The supposed lessons of this portrayed past have not come to fruition 200 years later as we see Ellen and her husband Tom (performed, in his second role, by Draper) debate whether or not Ellen should take the job offered by Kate (Nell Wright '05.5), another young and successful scientist. Unfortunately, the link between the two time periods was obscured by Farone's decision to cast additional actors in the 20th century parts, intead of having members of the 1799 cast play their intended modern counterpart.

Luckily, this decision permitted Peter Abrikian '05 to join the cast as Phil, the builder. Abrikian gave a hilarious, unabashed performance that perfectly fulfilled the requirments of his wacky role. Draper also shined in his scenes as Tom, skillfully pulling the audience into the play's weighter themes with his performance.

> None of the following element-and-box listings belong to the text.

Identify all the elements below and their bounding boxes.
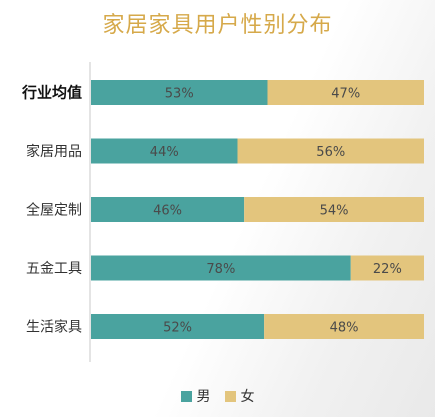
bar-row: 五金工具 78% 22% [26, 255, 424, 281]
bar-row: 行业均值 53% 47% [21, 80, 424, 105]
legend-item-female: 女 [224, 386, 255, 406]
legend-item-male: 男 [180, 386, 211, 406]
category-label: 行业均值 [21, 84, 82, 102]
data-label: 52% [163, 321, 192, 336]
data-label: 46% [153, 204, 182, 219]
data-label: 54% [320, 204, 349, 219]
category-label: 生活家具 [26, 319, 82, 336]
bar-segment-male [91, 255, 351, 281]
category-label: 五金工具 [26, 261, 82, 277]
bar-segment-male [91, 197, 245, 222]
chart-title: 家居家具用户性别分布 [102, 13, 333, 38]
bar-row: 生活家具 52% 48% [26, 314, 424, 339]
bar-segment-male [91, 80, 268, 105]
data-label: 56% [316, 145, 345, 160]
data-label: 47% [331, 87, 360, 102]
data-label: 78% [206, 262, 235, 277]
legend-swatch [224, 390, 236, 402]
bar-segment-male [91, 314, 265, 339]
legend-label: 女 [240, 389, 255, 405]
legend-swatch [180, 390, 192, 402]
legend: 男女 [0, 386, 435, 406]
bar-segment-female [350, 255, 424, 281]
bar-segment-female [237, 138, 424, 164]
bar-segment-male [91, 138, 238, 164]
bar-segment-female [244, 197, 424, 222]
data-label: 44% [150, 145, 179, 160]
category-label: 全屋定制 [26, 202, 82, 219]
bar-segment-female [267, 80, 424, 105]
data-label: 48% [330, 321, 359, 336]
bar-segment-female [264, 314, 424, 339]
data-label: 53% [165, 87, 194, 102]
bar-row: 家居用品 44% 56% [26, 138, 424, 164]
legend-label: 男 [196, 389, 211, 405]
data-label: 22% [373, 262, 402, 277]
category-label: 家居用品 [26, 143, 82, 160]
bar-row: 全屋定制 46% 54% [26, 197, 424, 222]
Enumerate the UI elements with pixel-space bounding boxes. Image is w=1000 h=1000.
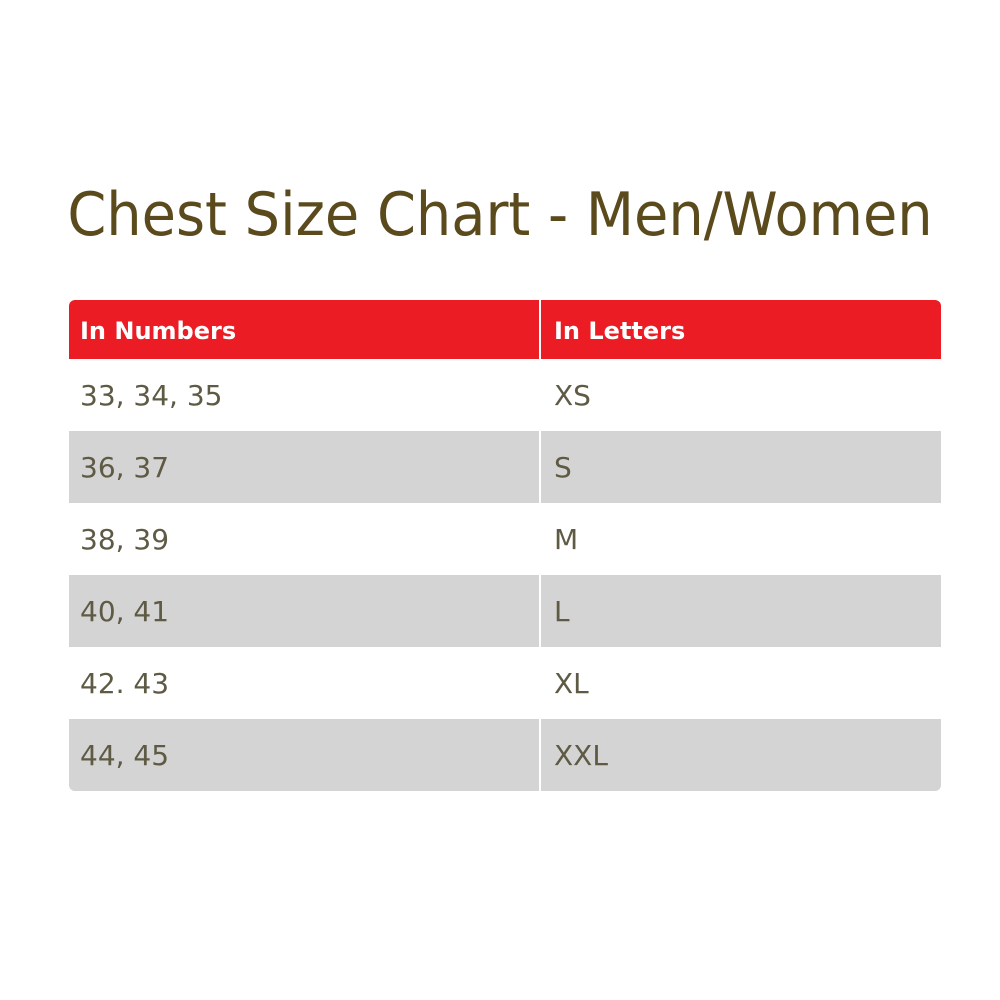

In the end, the play's openness to the future is delightful. Certainly it argues for an ethical approach to science, but it does not completely undermine the wonder of human discovery. There have been very few plays at Middlebury that have achieved such a perfect balance of thoughtfulness and entertainment. Certainly we must say, hats off to the actors whose performances allowed for such a discussion to develop on the stage, naturally and effectively.

Farone also deserves a fierce round of applause for staging one of the most moving and hilarious productions in recent memory.